|Vol. 17, No. 16||Jan. 8, 1998|
Space observations of some of the tiniest stars in the cosmos- reported Jan. 7 by UD researchers and their Danish collaborators at the American Astronomical Society meeting in Washington, D.C.-have finally confirmed a Nobel Prize-winning theory on the structure of stars.
Judi Provencal and Harry Shipman, physics and astronomy, with Danish researchers Erik Hoeg and Peter Thejll, said that understanding the structure of compact stars is central to a correct picture of the nature of pulsars and black holes as well as white dwarf stars, the subject of the team's research.
Theories important enough to deserve a Nobel Prize generally have been confirmed by many observations, said Shipman. The theory of white dwarf stars, however, has been different. Until now, this theory of stellar structure-developed by the late astrophysicist Subramanyan Chandresekhar, who won a Nobel Prize in 1983-was only supported by four error-prone data points, each representing observations of one individual star, Shipman noted.

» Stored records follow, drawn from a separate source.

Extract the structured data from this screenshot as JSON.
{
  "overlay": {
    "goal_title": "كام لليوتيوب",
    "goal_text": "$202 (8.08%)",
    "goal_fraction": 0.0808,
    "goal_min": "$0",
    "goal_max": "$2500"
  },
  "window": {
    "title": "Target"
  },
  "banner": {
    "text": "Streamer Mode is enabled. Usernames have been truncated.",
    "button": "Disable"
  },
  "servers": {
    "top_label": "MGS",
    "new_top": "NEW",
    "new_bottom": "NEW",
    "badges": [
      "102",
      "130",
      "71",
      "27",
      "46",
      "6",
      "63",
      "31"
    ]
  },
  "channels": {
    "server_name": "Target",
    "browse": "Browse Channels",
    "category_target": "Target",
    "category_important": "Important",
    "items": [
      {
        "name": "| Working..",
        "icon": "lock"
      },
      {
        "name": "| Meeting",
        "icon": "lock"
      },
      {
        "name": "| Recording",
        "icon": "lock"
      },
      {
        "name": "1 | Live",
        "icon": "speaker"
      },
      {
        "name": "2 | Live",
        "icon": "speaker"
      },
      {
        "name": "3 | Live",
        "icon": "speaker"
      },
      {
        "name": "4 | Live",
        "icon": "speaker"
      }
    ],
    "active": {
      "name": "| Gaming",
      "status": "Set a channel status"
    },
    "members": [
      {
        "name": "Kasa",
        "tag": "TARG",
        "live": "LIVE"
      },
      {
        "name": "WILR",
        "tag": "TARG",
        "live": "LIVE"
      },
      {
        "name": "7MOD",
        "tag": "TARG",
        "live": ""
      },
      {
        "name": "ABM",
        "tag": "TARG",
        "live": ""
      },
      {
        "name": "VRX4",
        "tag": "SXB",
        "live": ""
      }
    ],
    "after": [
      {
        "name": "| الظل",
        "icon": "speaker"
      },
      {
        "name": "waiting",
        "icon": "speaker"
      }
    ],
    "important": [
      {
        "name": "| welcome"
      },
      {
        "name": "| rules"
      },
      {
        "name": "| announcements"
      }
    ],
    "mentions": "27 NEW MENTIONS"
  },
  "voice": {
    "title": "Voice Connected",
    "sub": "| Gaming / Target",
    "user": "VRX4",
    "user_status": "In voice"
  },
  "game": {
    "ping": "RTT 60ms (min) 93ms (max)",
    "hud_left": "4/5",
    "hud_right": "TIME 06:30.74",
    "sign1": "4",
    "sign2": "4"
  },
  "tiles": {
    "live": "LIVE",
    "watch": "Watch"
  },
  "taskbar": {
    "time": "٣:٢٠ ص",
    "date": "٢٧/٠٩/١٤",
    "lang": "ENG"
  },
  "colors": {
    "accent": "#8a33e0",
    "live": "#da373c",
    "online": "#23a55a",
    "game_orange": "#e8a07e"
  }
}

These tiny balls, only 1/100th the diameter of the Sun, are hard to see, Shipman said; their smallness and faintness explains the sparsity of information about them. "Such an important theory deserved better confirmation," he said. "We were lucky enough to be able to provide it. We now know that Chandresekhar deserved his Nobel."
By understanding these tiny stars, scientists hope to learn more about how stars live, die and shed mass into the Milky Way galaxy. "If the data had shown that Chandresekhar was wrong," said Provencal, "it would have meant that a lot of the work we've done with white dwarf stars would have been wrong, including much of our picture of the history of the galaxy."
Stars stay a certain size because they're nuclear powered, Shipman said. But when their nuclear fuel runs out, they shrink. Stars with the most mass have the most gravity, and they shrink the most, becoming black holes. Lightweight stars like our Sun shrink somewhat less, becoming white dwarf stars, in which stellar matter is compressed so much that a cupful would outweigh 24 elephants, according to Shipman. The more massive white dwarf stars shrink the most, he said, and the less massive white dwarf stars shrink a little less. "This theory of stellar structure specifies just how large a white dwarf star of a particular mass should be," he added.
The UD/Danish team used the European HIPPARCOS satellite to measure the distance to a few dozen white dwarf stars. Twenty could be used to test Chandresekhar's theory. "We used the distances to provide the radius of each white dwarf star," Provencal said. "We then compared each star's radius with its mass to see if the stars with bigger masses had smaller radii, as the theory predicts. The results fit the theory precisely."
Shipman had learned 15 years ago that the European Space Agency planned to launch a satellite to determine the distances to approximately a quarter of a million stars. He proposed 150 specific stars for study using the satellite, including nearly a few dozen white dwarf stars. Danish team member Hoeg and others on the HIPPARCOS team turned the ambitious mission into reality.
It took a decade and a half to launch the spacecraft, obtain data on a million stars and analyze those measurements to get firm distances for 118,218 stars, as well as positions for 1,058,332 stars. Shipman and Provencal finally received their data in 1996-over a decade after the quest began.
One of the first stars they studied, 40 Eridani B, is located 16.47 light years away in the constellation of Eridanus, the River. Thanks to HIPPARCOS, Shipman said, its distance is known very precisely-to within 0.07 light years, or 0.4 percent. And, its mass and radius are better understood, as a result of the satellite data. New data on 40 Eridani B fits precisely with Chandresekhar's theory, within a few percent, researchers said. The results on this star, published in the Oct. 10, 1997, issue of the Astrophysical Journal, were combined with the results from 19 other white dwarf stars to produce the results announced yesterday. (These results will be published in February, also in the Astrophysical Journal.)
Chandresekhar developed the theoretical understanding of white dwarf stars when he was still a graduate student in the 1930s. Much of it was developed on a slow boat trip, which took him from India to Cambridge, England, where he was to embark on graduate study. His theory forms the basis for scientists' current understanding of other compact stellar objects such as neutron stars and black holes, Shipman noted. (For more information, go to the web site: http://www.nobel.sdsc.edu/laureates/physics-1983.html.)
"These results mean that our understanding of white dwarfs and black holes is at last on a firm factual footing," Shipman said. "Of course, there is still more to be done. We are analyzing more stars, and we are trying to get more precision for the stars we have."
The HIPPARCOS satellite was launched, operated, and paid for by the European Space Agency. Provencal and Shipman's work on the data was supported by NASA.